To access the Fragment Linking generator, click on the New Generator box in the "Generator" tab. Specify a name for this generator, and under "Generator Engine" select Fragment Linking.
Example Use-Case
Given a couple of building blocks: A and B and their reaction centers (exit vectors) -NH2 and -Br respectively, the fragment linking generator will propose novel compounds by attaching new scaffolds at those centers while keeping the rest of the building blocks intact.
Such scaffolds are selected from a database of commercially available compounds.
Set-up
- Exit Vectors (Required): In each of the text fields below "Enter SMILES", specify a building block and set the corresponding exit vector where the linking will happen. You can either sketch them (by clicking on the pen icon) or copy-paste the SMILES sequence. Once it is done, the building blocks will be visible in two panels with an ID assigned to each atom. Click on Set for each panel, and in the box provided below the structure, type atom IDs to start filtering possible exit vectors. Type one ID at a time and then press Enter.
How to select a proper Exit Vector
NOTES ON EXIT VECTORS:
The fragment should not contain charged atoms. Protonation is performed directly inside Makya where needed.
When you select the exit vectors, the atoms in red are the ones that will be involved in the reaction. The Fragment Linking generator is chemistry-driven and the choice of exit vectors need to be informed by organic chemistry knowledge.
-
Optional:
- Chemical Space: Select ≥1 datasets uploaded to this project, or specify SMILES that can be used to guide the generation in terms of similarity to the chemical space.
- Building Blocks: In this panel, add constraints on the building blocks that will react on your intermediates. For each compound, specify structural constraints based on RDKit descriptors in the "Descriptors" tab, or input the SMARTS for required and/or forbidden substructures in the "Substructures" tab. For instance, the screenshot below shows constraints to react on a building block which contains either Iodine and Chlorine, or Bromine and Chlorine.
NOTE: compound filters will drastically accelerate the generation by reducing the size of the catalog of commercially available building blocks that is explored by the algorithm.
-
- Products: In this panel, add constraints on the final generated molecules. Specify structural constraints based on RDKit descriptors in the "Descriptors" tab; input the SMARTS for required and/or forbidden substructures in the "Substructures" tab; or upload a csv file with custom Pains/Tox list of SMILES in the "Pains/Tox" tab.

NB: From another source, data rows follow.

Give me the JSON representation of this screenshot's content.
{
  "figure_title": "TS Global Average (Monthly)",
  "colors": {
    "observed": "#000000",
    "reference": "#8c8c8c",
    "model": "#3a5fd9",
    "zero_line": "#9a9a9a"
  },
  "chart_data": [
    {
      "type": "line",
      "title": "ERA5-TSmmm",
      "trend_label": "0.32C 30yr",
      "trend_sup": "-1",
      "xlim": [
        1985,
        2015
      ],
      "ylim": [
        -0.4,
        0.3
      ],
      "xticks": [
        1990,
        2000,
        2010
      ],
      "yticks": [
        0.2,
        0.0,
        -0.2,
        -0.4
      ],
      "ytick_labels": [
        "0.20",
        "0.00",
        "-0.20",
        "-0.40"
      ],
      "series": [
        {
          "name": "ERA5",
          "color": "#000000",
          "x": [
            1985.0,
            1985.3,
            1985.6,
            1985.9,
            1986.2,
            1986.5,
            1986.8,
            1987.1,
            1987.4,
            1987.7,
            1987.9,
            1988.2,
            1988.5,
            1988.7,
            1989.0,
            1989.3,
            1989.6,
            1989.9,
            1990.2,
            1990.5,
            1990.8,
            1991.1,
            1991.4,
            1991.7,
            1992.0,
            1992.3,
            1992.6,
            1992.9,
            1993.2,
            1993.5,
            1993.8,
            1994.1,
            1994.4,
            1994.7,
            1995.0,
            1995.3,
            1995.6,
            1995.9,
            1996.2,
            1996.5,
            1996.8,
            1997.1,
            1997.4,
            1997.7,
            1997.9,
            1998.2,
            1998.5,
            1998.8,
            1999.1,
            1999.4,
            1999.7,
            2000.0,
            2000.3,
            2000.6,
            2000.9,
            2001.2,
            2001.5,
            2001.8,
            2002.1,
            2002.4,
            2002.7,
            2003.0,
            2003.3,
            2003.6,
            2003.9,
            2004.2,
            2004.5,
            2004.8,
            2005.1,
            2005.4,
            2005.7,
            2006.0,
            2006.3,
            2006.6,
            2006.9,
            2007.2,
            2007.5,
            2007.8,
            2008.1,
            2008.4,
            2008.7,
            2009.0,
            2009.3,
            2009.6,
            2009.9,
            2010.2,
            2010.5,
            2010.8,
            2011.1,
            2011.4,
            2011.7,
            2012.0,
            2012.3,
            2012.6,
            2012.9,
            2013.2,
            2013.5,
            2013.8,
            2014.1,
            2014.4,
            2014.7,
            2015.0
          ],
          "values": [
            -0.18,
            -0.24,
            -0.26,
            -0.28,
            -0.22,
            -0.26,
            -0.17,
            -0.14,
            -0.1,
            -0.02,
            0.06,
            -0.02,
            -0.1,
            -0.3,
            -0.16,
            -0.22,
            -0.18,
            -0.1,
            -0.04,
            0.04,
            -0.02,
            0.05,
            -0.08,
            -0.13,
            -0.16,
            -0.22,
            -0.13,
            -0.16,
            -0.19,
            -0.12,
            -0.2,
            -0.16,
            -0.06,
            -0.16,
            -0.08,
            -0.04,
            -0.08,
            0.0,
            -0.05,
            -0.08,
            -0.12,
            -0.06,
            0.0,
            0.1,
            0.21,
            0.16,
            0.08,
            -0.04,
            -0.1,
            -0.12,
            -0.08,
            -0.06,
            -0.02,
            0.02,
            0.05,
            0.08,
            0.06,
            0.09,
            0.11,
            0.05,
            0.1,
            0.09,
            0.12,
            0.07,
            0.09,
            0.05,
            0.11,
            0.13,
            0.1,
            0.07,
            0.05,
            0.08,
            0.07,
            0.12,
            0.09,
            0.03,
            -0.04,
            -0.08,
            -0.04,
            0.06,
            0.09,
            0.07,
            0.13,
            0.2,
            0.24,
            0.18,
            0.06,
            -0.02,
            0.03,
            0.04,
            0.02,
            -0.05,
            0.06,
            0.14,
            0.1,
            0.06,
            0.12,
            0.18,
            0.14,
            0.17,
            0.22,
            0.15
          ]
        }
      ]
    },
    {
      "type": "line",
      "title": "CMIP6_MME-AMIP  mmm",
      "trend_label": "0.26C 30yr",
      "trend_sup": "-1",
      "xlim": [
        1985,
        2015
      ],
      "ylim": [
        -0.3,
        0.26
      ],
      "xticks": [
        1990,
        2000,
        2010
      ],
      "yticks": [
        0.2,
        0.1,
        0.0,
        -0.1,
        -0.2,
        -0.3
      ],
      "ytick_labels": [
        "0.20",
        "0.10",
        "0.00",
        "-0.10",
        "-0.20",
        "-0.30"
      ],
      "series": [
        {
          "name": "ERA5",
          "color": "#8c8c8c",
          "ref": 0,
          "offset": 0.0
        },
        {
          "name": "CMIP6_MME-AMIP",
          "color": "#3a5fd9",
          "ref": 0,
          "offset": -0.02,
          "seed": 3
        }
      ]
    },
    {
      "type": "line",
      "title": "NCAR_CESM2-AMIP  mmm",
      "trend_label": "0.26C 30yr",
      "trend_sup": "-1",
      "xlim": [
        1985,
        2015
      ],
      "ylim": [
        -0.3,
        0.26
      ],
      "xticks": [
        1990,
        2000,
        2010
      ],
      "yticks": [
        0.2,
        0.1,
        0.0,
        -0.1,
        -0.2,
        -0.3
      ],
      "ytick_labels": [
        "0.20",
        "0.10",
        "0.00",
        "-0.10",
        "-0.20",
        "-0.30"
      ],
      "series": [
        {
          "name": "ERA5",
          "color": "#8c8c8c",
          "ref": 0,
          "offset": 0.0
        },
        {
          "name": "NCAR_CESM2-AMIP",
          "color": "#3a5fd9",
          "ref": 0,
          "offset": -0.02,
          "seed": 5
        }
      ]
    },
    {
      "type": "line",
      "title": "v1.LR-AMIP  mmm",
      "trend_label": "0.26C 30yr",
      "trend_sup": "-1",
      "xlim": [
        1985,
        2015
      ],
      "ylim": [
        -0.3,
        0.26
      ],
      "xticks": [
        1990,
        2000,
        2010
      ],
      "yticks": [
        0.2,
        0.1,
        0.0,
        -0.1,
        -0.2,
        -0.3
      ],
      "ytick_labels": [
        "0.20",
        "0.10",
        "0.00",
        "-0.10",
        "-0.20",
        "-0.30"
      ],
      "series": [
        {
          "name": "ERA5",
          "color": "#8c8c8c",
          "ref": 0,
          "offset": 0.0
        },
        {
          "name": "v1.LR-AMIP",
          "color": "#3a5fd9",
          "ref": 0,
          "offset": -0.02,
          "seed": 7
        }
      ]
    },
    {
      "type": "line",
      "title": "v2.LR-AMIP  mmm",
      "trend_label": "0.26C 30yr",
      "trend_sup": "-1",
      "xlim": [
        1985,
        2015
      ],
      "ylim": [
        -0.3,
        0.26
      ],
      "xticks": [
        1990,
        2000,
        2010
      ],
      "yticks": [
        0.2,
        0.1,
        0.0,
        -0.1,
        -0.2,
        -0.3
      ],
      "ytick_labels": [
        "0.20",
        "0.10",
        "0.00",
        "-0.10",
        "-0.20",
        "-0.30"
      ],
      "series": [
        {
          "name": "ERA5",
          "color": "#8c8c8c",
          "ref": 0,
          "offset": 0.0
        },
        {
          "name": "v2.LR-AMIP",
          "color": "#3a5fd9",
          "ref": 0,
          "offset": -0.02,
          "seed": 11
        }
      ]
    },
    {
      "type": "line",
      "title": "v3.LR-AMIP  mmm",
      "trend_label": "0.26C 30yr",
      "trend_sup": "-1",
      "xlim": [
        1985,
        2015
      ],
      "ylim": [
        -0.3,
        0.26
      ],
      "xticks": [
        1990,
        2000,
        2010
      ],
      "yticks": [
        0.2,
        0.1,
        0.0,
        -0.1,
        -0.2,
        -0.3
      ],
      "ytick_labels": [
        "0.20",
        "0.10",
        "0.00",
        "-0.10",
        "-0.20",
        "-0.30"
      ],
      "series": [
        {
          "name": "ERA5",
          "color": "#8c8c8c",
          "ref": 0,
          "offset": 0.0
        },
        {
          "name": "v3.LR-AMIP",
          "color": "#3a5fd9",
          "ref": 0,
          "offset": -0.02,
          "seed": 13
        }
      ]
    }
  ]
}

NOTE: product filters are applied after molecule generation, to filter the results. As such, it is slower and less computationally efficient than building block filters (see above). If appropriate, we recommend using building block filters.
-
- QSAR: Select among trained QSAR models to guide the generation around a defined target product profile (see QSAR). (Be careful to select Models whose applicability domain covers the chemical space you are exploring!)
- API: Plug in external scores or models that can be accessed to guide this generation (see Scoring APIs).
- Scorers: Select any scores that will be calculated during the generation and available in post-processing (see Scorers).
- 3D Ligand based / 3D Structure based: Select 3D parameters to optimize docking score, contact score, shape similarity to a reference ligand, or other 3D objectives.